The rest of the time, you should be listening, watching and reacting to the audience. Are they getting the message?
How will you remember everything you need to say?
When I tell presenters not to write and memorize a speech, they invariably ask if they can then use notes. Sure. But here’s how:
- I know you want to stand behind a computer screen at the podium and use the Notes function in PowerPoint. Don’t. The only thing worse than giving a speech is STANDING BEHIND A PODIUM and reading notes off a computer.
- Some of you want to use note cards. Perfectly fine. Holding note cards can calm your hands like holding a little security blanket. But don’t read off the cards. Just quickly glance down at notes on the cards as needed.
- It is also perfectly fine to look at your slides on the screen. Don’t stand with your back to the audience reading them aloud, just quickly glance up to see where you are and then turn immediately back to face the audience. The slides ARE your notes.
- If you need to read a quote or remember a couple of large numbers, it is O.K. to read them off of note cards or off the slide, because YOU WANT TO BE SURE TO GET THEM RIGHT.

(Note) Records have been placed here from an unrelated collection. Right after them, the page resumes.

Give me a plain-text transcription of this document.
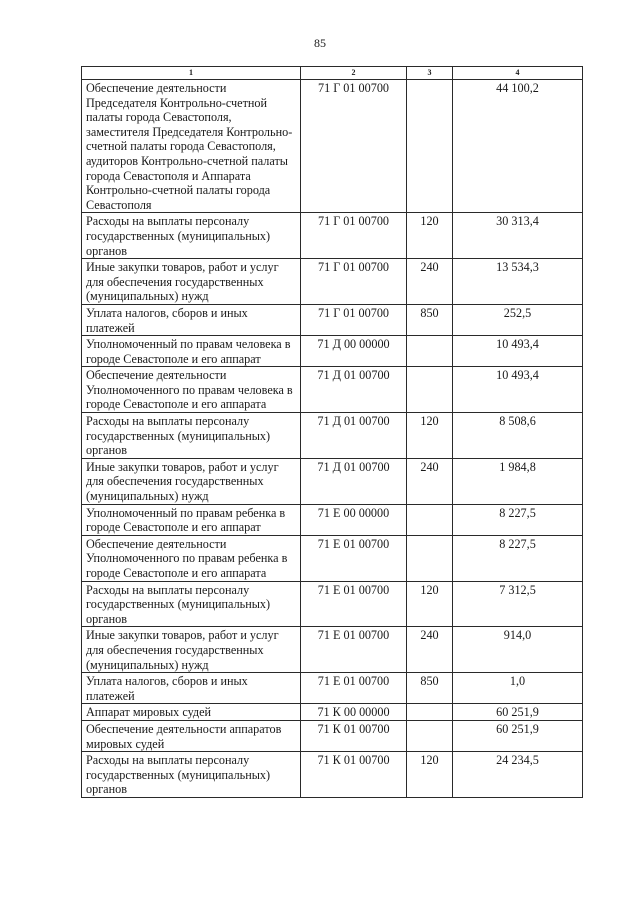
85
1	2	3	4
Обеспечение деятельности Председателя Контрольно-счетной палаты города Севастополя, заместителя Председателя Контрольно-счетной палаты города Севастополя, аудиторов Контрольно-счетной палаты города Севастополя и Аппарата Контрольно-счетной палаты города Севастополя	71 Г 01 00700		44 100,2
Расходы на выплаты персоналу государственных (муниципальных) органов	71 Г 01 00700	120	30 313,4
Иные закупки товаров, работ и услуг для обеспечения государственных (муниципальных) нужд	71 Г 01 00700	240	13 534,3
Уплата налогов, сборов и иных платежей	71 Г 01 00700	850	252,5
Уполномоченный по правам человека в городе Севастополе и его аппарат	71 Д 00 00000		10 493,4
Обеспечение деятельности Уполномоченного по правам человека в городе Севастополе и его аппарата	71 Д 01 00700		10 493,4
Расходы на выплаты персоналу государственных (муниципальных) органов	71 Д 01 00700	120	8 508,6
Иные закупки товаров, работ и услуг для обеспечения государственных (муниципальных) нужд	71 Д 01 00700	240	1 984,8
Уполномоченный по правам ребенка в городе Севастополе и его аппарат	71 Е 00 00000		8 227,5
Обеспечение деятельности Уполномоченного по правам ребенка в городе Севастополе и его аппарата	71 Е 01 00700		8 227,5
Расходы на выплаты персоналу государственных (муниципальных) органов	71 Е 01 00700	120	7 312,5
Иные закупки товаров, работ и услуг для обеспечения государственных (муниципальных) нужд	71 Е 01 00700	240	914,0
Уплата налогов, сборов и иных платежей	71 Е 01 00700	850	1,0
Аппарат мировых судей	71 К 00 00000		60 251,9
Обеспечение деятельности аппаратов мировых судей	71 К 01 00700		60 251,9
Расходы на выплаты персоналу государственных (муниципальных) органов	71 К 01 00700	120	24 234,5
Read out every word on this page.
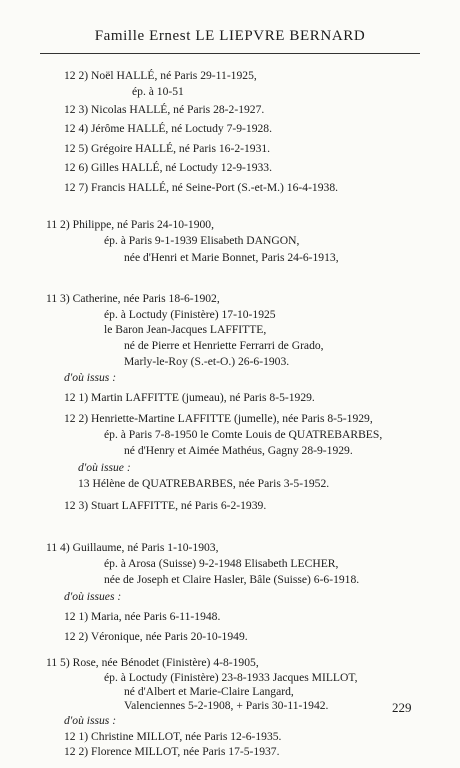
Famille Ernest LE LIEPVRE BERNARD
12 2) Noël HALLÉ, né Paris 29-11-1925,
ép. à 10-51
12 3) Nicolas HALLÉ, né Paris 28-2-1927.
12 4) Jérôme HALLÉ, né Loctudy 7-9-1928.
12 5) Grégoire HALLÉ, né Paris 16-2-1931.
12 6) Gilles HALLÉ, né Loctudy 12-9-1933.
12 7) Francis HALLÉ, né Seine-Port (S.-et-M.) 16-4-1938.
11 2) Philippe, né Paris 24-10-1900,
ép. à Paris 9-1-1939 Elisabeth DANGON,
née d'Henri et Marie Bonnet, Paris 24-6-1913,
11 3) Catherine, née Paris 18-6-1902,
ép. à Loctudy (Finistère) 17-10-1925
le Baron Jean-Jacques LAFFITTE,
né de Pierre et Henriette Ferrarri de Grado,
Marly-le-Roy (S.-et-O.) 26-6-1903.
d'où issus :
12 1) Martin LAFFITTE (jumeau), né Paris 8-5-1929.
12 2) Henriette-Martine LAFFITTE (jumelle), née Paris 8-5-1929,
ép. à Paris 7-8-1950 le Comte Louis de QUATREBARBES,
né d'Henry et Aimée Mathéus, Gagny 28-9-1929.
d'où issue :
13 Hélène de QUATREBARBES, née Paris 3-5-1952.
12 3) Stuart LAFFITTE, né Paris 6-2-1939.
11 4) Guillaume, né Paris 1-10-1903,
ép. à Arosa (Suisse) 9-2-1948 Elisabeth LECHER,
née de Joseph et Claire Hasler, Bâle (Suisse) 6-6-1918.
d'où issues :
12 1) Maria, née Paris 6-11-1948.
12 2) Véronique, née Paris 20-10-1949.
11 5) Rose, née Bénodet (Finistère) 4-8-1905,
ép. à Loctudy (Finistère) 23-8-1933 Jacques MILLOT,
né d'Albert et Marie-Claire Langard,
Valenciennes 5-2-1908, + Paris 30-11-1942.
d'où issus :
12 1) Christine MILLOT, née Paris 12-6-1935.
229
12 2) Florence MILLOT, née Paris 17-5-1937.
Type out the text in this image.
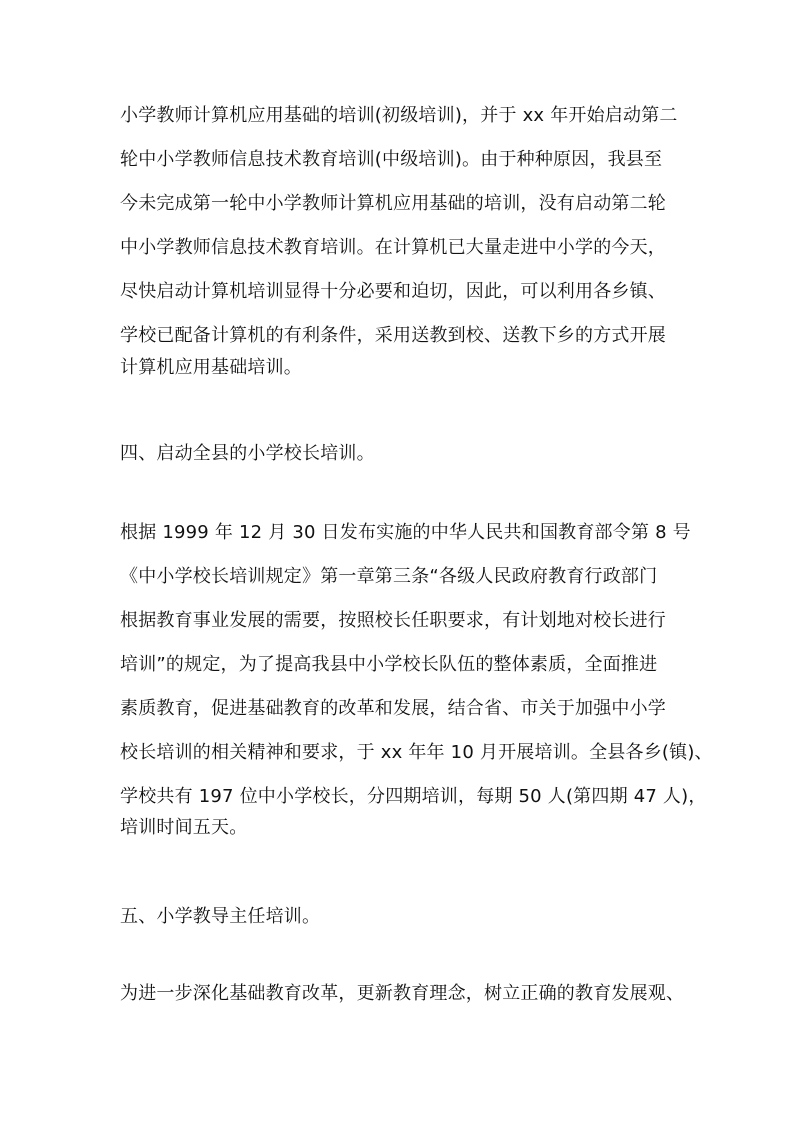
小学教师计算机应用基础的培训(初级培训)，并于 xx 年开始启动第二
轮中小学教师信息技术教育培训(中级培训)。由于种种原因，我县至
今未完成第一轮中小学教师计算机应用基础的培训，没有启动第二轮
中小学教师信息技术教育培训。在计算机已大量走进中小学的今天，
尽快启动计算机培训显得十分必要和迫切，因此，可以利用各乡镇、
学校已配备计算机的有利条件，采用送教到校、送教下乡的方式开展
计算机应用基础培训。
四、启动全县的小学校长培训。
根据 1999 年 12 月 30 日发布实施的中华人民共和国教育部令第 8 号
《中小学校长培训规定》第一章第三条“各级人民政府教育行政部门
根据教育事业发展的需要，按照校长任职要求，有计划地对校长进行
培训”的规定，为了提高我县中小学校长队伍的整体素质，全面推进
素质教育，促进基础教育的改革和发展，结合省、市关于加强中小学
校长培训的相关精神和要求，于 xx 年年 10 月开展培训。全县各乡(镇)、
学校共有 197 位中小学校长，分四期培训，每期 50 人(第四期 47 人)，
培训时间五天。
五、小学教导主任培训。
为进一步深化基础教育改革，更新教育理念，树立正确的教育发展观、
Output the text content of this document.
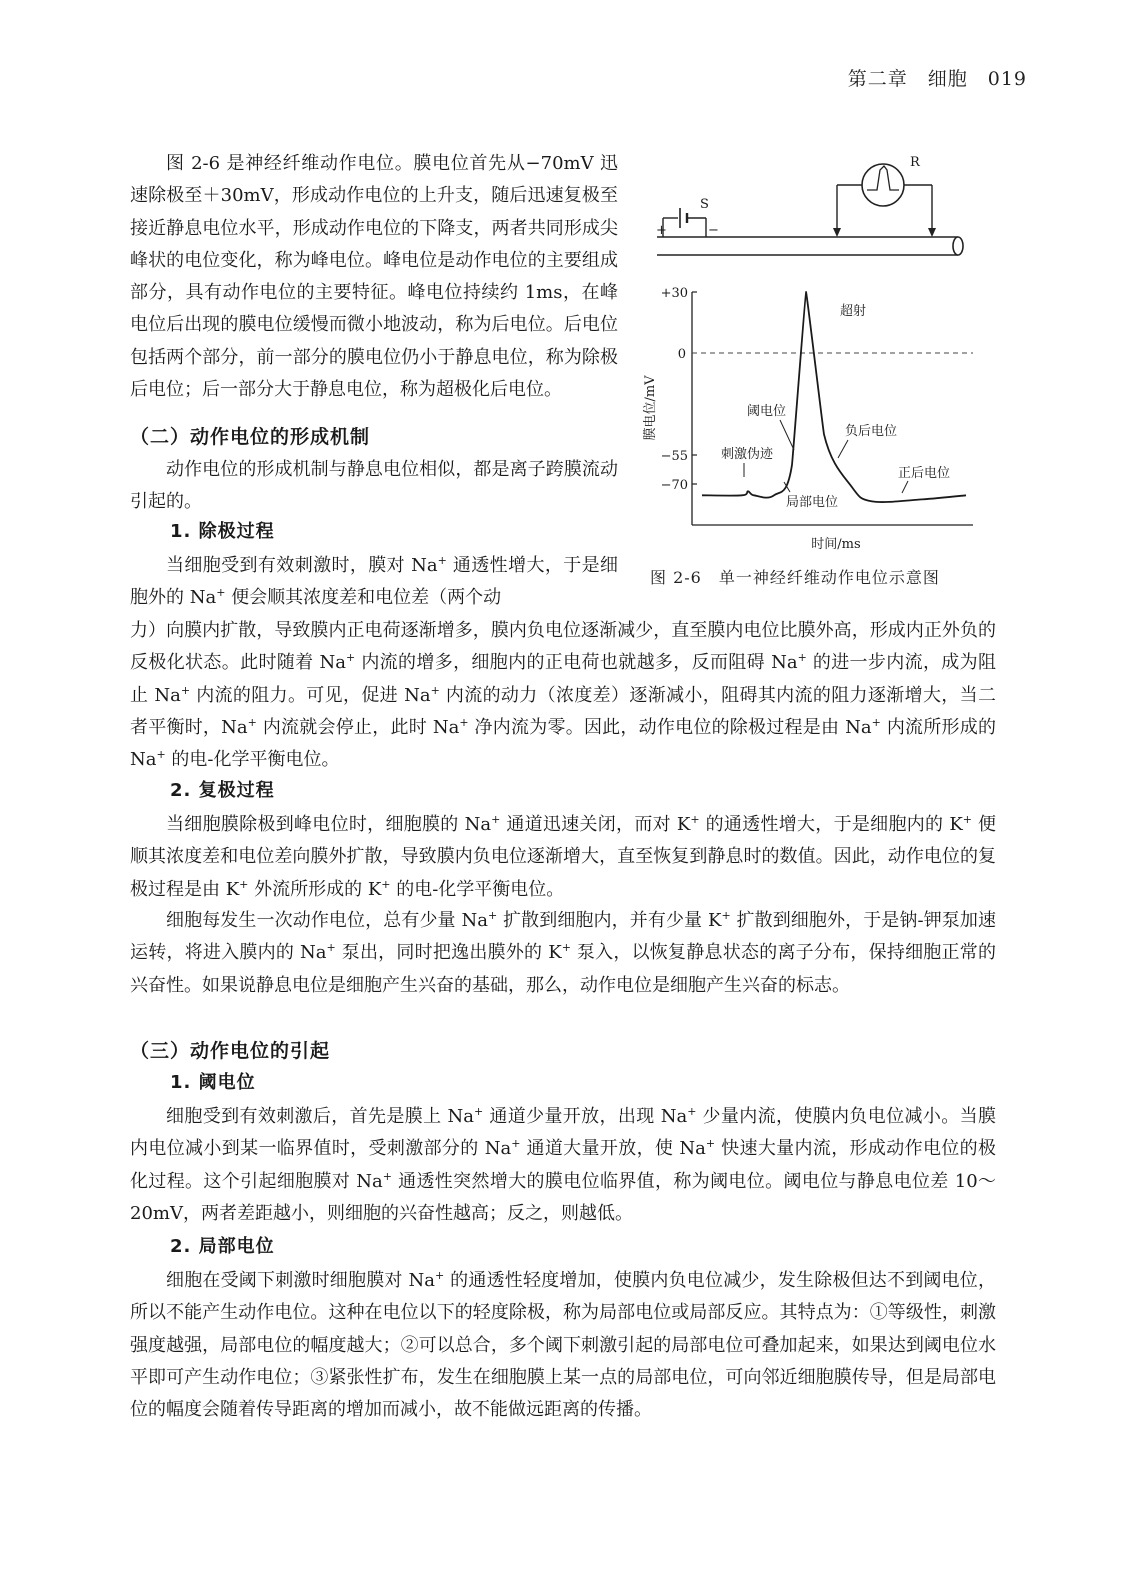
第二章　细胞　019

图 2-6 是神经纤维动作电位。膜电位首先从−70mV 迅速除极至＋30mV，形成动作电位的上升支，随后迅速复极至接近静息电位水平，形成动作电位的下降支，两者共同形成尖峰状的电位变化，称为峰电位。峰电位是动作电位的主要组成部分，具有动作电位的主要特征。峰电位持续约 1ms，在峰电位后出现的膜电位缓慢而微小地波动，称为后电位。后电位包括两个部分，前一部分的膜电位仍小于静息电位，称为除极后电位；后一部分大于静息电位，称为超极化后电位。

（二）动作电位的形成机制

动作电位的形成机制与静息电位相似，都是离子跨膜流动引起的。

1. 除极过程

当细胞受到有效刺激时，膜对 Na+ 通透性增大，于是细胞外的 Na+ 便会顺其浓度差和电位差（两个动

力）向膜内扩散，导致膜内正电荷逐渐增多，膜内负电位逐渐减少，直至膜内电位比膜外高，形成内正外负的反极化状态。此时随着 Na+ 内流的增多，细胞内的正电荷也就越多，反而阻碍 Na+ 的进一步内流，成为阻止 Na+ 内流的阻力。可见，促进 Na+ 内流的动力（浓度差）逐渐减小，阻碍其内流的阻力逐渐增大，当二者平衡时，Na+ 内流就会停止，此时 Na+ 净内流为零。因此，动作电位的除极过程是由 Na+ 内流所形成的 Na+ 的电-化学平衡电位。

2. 复极过程

当细胞膜除极到峰电位时，细胞膜的 Na+ 通道迅速关闭，而对 K+ 的通透性增大，于是细胞内的 K+ 便顺其浓度差和电位差向膜外扩散，导致膜内负电位逐渐增大，直至恢复到静息时的数值。因此，动作电位的复极过程是由 K+ 外流所形成的 K+ 的电-化学平衡电位。

细胞每发生一次动作电位，总有少量 Na+ 扩散到细胞内，并有少量 K+ 扩散到细胞外，于是钠-钾泵加速运转，将进入膜内的 Na+ 泵出，同时把逸出膜外的 K+ 泵入，以恢复静息状态的离子分布，保持细胞正常的兴奋性。如果说静息电位是细胞产生兴奋的基础，那么，动作电位是细胞产生兴奋的标志。

（三）动作电位的引起
1. 阈电位

细胞受到有效刺激后，首先是膜上 Na+ 通道少量开放，出现 Na+ 少量内流，使膜内负电位减小。当膜内电位减小到某一临界值时，受刺激部分的 Na+ 通道大量开放，使 Na+ 快速大量内流，形成动作电位的极化过程。这个引起细胞膜对 Na+ 通透性突然增大的膜电位临界值，称为阈电位。阈电位与静息电位差 10～20mV，两者差距越小，则细胞的兴奋性越高；反之，则越低。

2. 局部电位

细胞在受阈下刺激时细胞膜对 Na+ 的通透性轻度增加，使膜内负电位减少，发生除极但达不到阈电位，所以不能产生动作电位。这种在电位以下的轻度除极，称为局部电位或局部反应。其特点为：①等级性，刺激强度越强，局部电位的幅度越大；②可以总合，多个阈下刺激引起的局部电位可叠加起来，如果达到阈电位水平即可产生动作电位；③紧张性扩布，发生在细胞膜上某一点的局部电位，可向邻近细胞膜传导，但是局部电位的幅度会随着传导距离的增加而减小，故不能做远距离的传播。

S
+	−
R
+30
0
−55
−70
膜电位/mV
时间/ms
超射
阈电位
刺激伪迹
局部电位
负后电位
正后电位

图 2-6　单一神经纤维动作电位示意图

The words will come. If you are ever at a loss for words just repeat your basic melody and theme. If you leave something out, the audience will ask.
Finally, you can also use space and movement as mnemonic devices. Map the points you want to make to parts of the room. When you turn stage right, tell them what they need to know about finance. When you go stage left, tell them what they need to know about marketing. Make each of three fingers on your right hand one of the three reasons why the finances are what they are. The three fingers on your left hand are three reasons why marketing works the way it does.
So don’t write and memorize a speech. Remember your objective. Speak to the audience. Share information with them. That is the experience we are all looking for.